Top finance officials at the health department downtown said they have no record that they were ever notified of such a problem.
The health department’s assistant finance director Irving Cohen acknowledged there have been some problems with King’s revenue operation since National Medical was hired. “Initially, they took a step backward,” Cohen said. But overall, he added, “they stabilized the system.”
Deputy finance director Gary Wells has characterized National Medical’s performance as “less than dramatic . . . in comparison with the performance of the department’s other two large acute hospitals.
The company’s contract was renewed for a year to allow King sufficient time to recruit its own financial personnel, Cohen added.
In a separate look at King’s revenue operation, county auditors uncovered inappropriate billing practices similar to those cited by Weissburg.
In a 1986 audit, they found a “huge backlog” of Medi-Cal bills, lack of trained staff, inadequate monitoring of claims and revenue losses.
The next year, auditors found that 1,200 claims worth $7.2 million were incorrectly written off by the hospital and that another $1 million worth of Medi-Cal appeal claims were incorrectly deleted from the system. They found, too, that the hospital had lost accountability for more than 2,399 claims worth $7.4 million which were transferred to the control of a private contractor for collection.
King officials responded to the audit by preparing a plan of correction. But county audit chief J. Tyler McCauley said: “They’re still struggling. We’re still talking millions of bucks lost.” Compared to other public hospitals, he said, King’s revenue operations “is on the bottom.”
This summer, a private consulting firm, Financial Health Care Services, examined King’s revenue operations and concluded that lax controls have cost the county unspecified “mega dollars.”
The report cited a backlog of Medi-Cal claims worth about $11.8 million that had languished for more than six months, seriously jeopardizing their chances for collection.
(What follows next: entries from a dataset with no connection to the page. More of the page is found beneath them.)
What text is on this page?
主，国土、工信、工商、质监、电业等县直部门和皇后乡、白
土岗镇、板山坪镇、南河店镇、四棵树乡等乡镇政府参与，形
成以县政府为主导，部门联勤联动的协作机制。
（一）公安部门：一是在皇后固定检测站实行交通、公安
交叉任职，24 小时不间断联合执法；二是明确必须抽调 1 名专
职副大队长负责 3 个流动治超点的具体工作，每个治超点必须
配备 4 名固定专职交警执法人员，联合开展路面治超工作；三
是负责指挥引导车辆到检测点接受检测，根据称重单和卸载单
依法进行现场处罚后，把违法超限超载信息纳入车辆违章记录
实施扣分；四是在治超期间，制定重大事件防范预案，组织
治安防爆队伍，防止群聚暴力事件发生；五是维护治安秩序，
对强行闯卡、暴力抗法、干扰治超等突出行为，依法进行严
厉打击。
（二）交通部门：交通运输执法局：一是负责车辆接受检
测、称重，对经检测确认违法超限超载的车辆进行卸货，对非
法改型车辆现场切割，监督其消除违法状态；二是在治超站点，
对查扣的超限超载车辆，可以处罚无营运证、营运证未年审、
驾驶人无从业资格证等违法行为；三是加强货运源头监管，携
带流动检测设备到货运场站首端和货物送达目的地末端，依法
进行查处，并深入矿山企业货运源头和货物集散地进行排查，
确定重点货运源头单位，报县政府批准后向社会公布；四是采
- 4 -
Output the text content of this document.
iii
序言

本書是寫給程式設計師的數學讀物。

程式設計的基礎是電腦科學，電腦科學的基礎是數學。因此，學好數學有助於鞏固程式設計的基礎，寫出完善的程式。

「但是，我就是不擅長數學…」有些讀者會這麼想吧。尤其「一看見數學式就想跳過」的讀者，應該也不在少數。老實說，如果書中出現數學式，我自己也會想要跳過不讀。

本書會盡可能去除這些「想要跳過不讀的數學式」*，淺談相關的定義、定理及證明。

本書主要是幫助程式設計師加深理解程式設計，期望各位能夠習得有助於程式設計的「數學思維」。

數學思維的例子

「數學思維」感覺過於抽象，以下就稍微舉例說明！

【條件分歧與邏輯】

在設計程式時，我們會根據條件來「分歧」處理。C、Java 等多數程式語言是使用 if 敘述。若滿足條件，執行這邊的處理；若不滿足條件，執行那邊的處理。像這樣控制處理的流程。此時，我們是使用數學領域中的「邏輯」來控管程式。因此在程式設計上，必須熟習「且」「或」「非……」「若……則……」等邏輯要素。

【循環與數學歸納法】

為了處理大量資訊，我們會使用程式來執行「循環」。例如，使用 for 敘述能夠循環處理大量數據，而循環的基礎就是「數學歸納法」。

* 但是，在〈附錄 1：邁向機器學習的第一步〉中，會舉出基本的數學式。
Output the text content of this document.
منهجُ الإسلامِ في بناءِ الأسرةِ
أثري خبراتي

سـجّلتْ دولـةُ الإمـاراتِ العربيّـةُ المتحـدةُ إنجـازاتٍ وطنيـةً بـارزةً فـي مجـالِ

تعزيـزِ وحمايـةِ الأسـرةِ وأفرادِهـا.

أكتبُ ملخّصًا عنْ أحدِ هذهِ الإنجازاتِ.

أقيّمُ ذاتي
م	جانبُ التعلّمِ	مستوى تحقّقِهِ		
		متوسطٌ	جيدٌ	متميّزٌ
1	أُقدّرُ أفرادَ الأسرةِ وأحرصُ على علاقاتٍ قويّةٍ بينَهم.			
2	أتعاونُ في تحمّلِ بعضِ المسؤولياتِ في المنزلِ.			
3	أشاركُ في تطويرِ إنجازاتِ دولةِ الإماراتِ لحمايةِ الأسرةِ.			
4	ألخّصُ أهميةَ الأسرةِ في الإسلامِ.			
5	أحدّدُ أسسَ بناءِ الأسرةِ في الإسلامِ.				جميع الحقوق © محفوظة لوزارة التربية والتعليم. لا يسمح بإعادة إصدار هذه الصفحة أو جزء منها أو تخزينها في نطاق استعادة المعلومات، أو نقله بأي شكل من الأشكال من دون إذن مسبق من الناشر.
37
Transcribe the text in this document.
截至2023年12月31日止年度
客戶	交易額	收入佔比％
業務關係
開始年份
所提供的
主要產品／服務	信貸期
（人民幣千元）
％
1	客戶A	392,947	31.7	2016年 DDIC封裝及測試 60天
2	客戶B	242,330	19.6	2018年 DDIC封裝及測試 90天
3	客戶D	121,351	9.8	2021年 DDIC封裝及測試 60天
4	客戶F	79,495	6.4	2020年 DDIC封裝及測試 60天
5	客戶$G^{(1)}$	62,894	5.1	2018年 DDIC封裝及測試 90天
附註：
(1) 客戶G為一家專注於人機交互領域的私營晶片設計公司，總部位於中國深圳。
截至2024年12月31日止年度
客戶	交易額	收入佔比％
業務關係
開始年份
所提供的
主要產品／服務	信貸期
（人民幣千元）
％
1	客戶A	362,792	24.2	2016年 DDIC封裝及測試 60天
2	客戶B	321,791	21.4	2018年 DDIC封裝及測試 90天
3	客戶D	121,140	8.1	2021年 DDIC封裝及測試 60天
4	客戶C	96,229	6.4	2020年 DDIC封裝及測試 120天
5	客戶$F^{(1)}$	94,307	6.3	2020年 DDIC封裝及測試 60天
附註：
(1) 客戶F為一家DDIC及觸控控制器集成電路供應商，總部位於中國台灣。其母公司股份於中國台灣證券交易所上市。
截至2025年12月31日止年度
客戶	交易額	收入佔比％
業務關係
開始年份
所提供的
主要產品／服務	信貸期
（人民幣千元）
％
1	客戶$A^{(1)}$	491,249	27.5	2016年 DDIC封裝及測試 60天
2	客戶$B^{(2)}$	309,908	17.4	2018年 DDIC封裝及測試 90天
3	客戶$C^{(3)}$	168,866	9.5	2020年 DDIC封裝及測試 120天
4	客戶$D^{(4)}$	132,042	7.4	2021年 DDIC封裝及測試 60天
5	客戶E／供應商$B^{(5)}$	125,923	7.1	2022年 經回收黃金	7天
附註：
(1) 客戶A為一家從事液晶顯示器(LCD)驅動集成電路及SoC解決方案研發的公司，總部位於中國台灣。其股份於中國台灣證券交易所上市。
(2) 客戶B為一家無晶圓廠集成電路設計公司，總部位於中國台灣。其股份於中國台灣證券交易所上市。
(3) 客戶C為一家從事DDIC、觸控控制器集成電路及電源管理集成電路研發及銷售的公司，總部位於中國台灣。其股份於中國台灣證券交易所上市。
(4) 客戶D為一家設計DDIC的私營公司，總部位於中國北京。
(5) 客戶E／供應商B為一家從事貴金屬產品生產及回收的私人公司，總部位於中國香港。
In some cases, the report said, claims were missing or had been written off as unrecoverable debt without proper authorization.
“It’s strange that your computer system will allow a balance change with no audit trail,” the report said. “This means anybody can change any balance on the system anytime, not to mention changing a patient’s name and address. This is poor security.”
The report also pointed out a serious shortage of trained staff and capable leadership.
“In summary staff is working on a crisis basis,” the report said, pointing out that there were only two people to follow up on 484 files totaling $16 million.